Trois facteurs font grimper la facture. La puissance souscrite, qui détermine le calibre du raccordement. Le nombre de zones et de tableaux divisionnaires. Les obligations ERP : éclairage de sécurité, désenfumage électrique, alarme incendie. Un commerce de 200 m² mobilise un budget sans rapport avec un plateau de bureaux nu de surface équivalente.
La logique de chiffrage reste comparable à celle d’une installation électrique domestique, mais les volumes et les exigences de sécurité multiplient les lignes du devis. Demandez systématiquement un détail par poste, jamais un prix forfaitaire global.
Contrôles et vérifications réglementaires
L’électricité d’un bâtiment professionnel ne s’arrête pas à la mise sous tension. Le Code du travail impose des vérifications périodiques pour les locaux accueillant des salariés, sous peine de sanctions et d’exclusion de garantie en cas de sinistre.
La vérification réglementaire est annuelle par défaut pour les locaux soumis au Code du travail. Cet intervalle peut passer à deux ans si le précédent rapport ne contient aucune observation (source : Légifrance). Le contrôle porte sur l’état du tableau, la continuité des conducteurs de protection et le fonctionnement des dispositifs de sécurité.
Un organisme agréé ou un électricien certifié réalise cette vérification. Le rapport identifie les non-conformités à corriger, classées par niveau de risque. Cette démarche prolonge le contrôle d’installation électrique obligatoire en entreprise, distinct du diagnostic résidentiel.
Avant tout chantier de rénovation, un état des lieux s’impose. Un audit d’installation électrique repère les circuits sous-dimensionnés, les protections absentes et les écarts de conformité. Cette étape évite de bâtir une distribution moderne sur une alimentation défaillante.

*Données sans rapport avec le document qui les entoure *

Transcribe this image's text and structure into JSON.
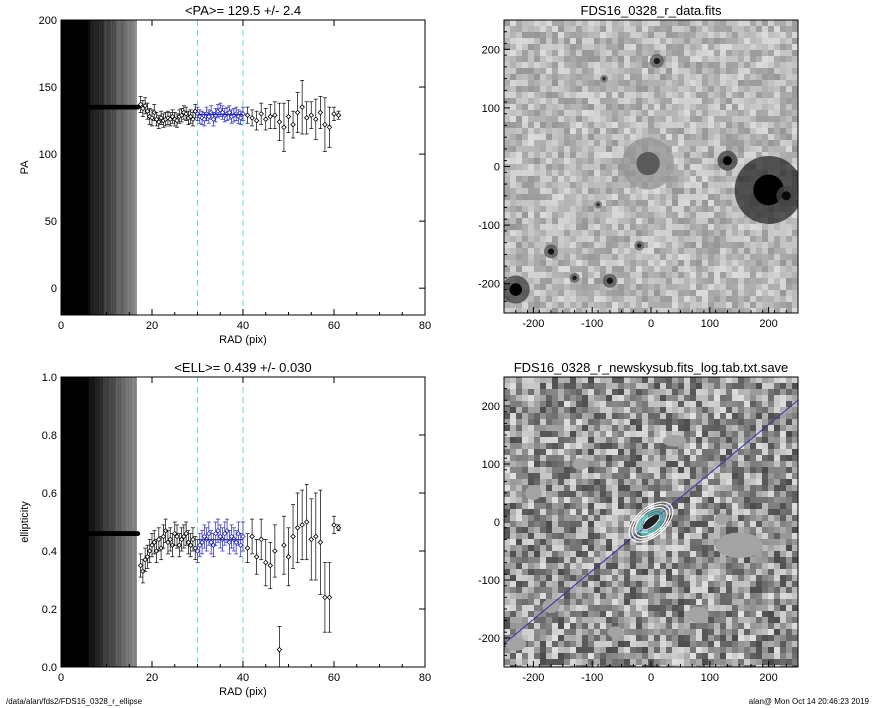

La vérification annuelle obligatoire ferme la boucle. Elle transforme l’installation en système suivi dans le temps, documenté et opposable en cas de contrôle ou d’incident. Sur le terrain, c’est cette traçabilité qui distingue un bâtiment professionnel conforme d’un local exposé.
Prochaine étape : cadrer votre projet
Établissez d’abord un bilan de puissance réaliste : additionnez les charges présentes et anticipez les besoins futurs, bornes de recharge comprises, désormais intégrées à la norme pour le tertiaire. Ce bilan fixe le régime de raccordement et le calibre du TGBT.
Lancez ensuite la demande de raccordement Enedis sans attendre, vu les délais de 2 à 6 mois. Faites établir le schéma unifilaire par un électricien qualifié, intégrant les tableaux divisionnaires, l’éclairage de sécurité et les protections. Comparez au moins trois devis détaillés par poste, et exigez la mention des contrôles réglementaires applicables à votre type de bâtiment.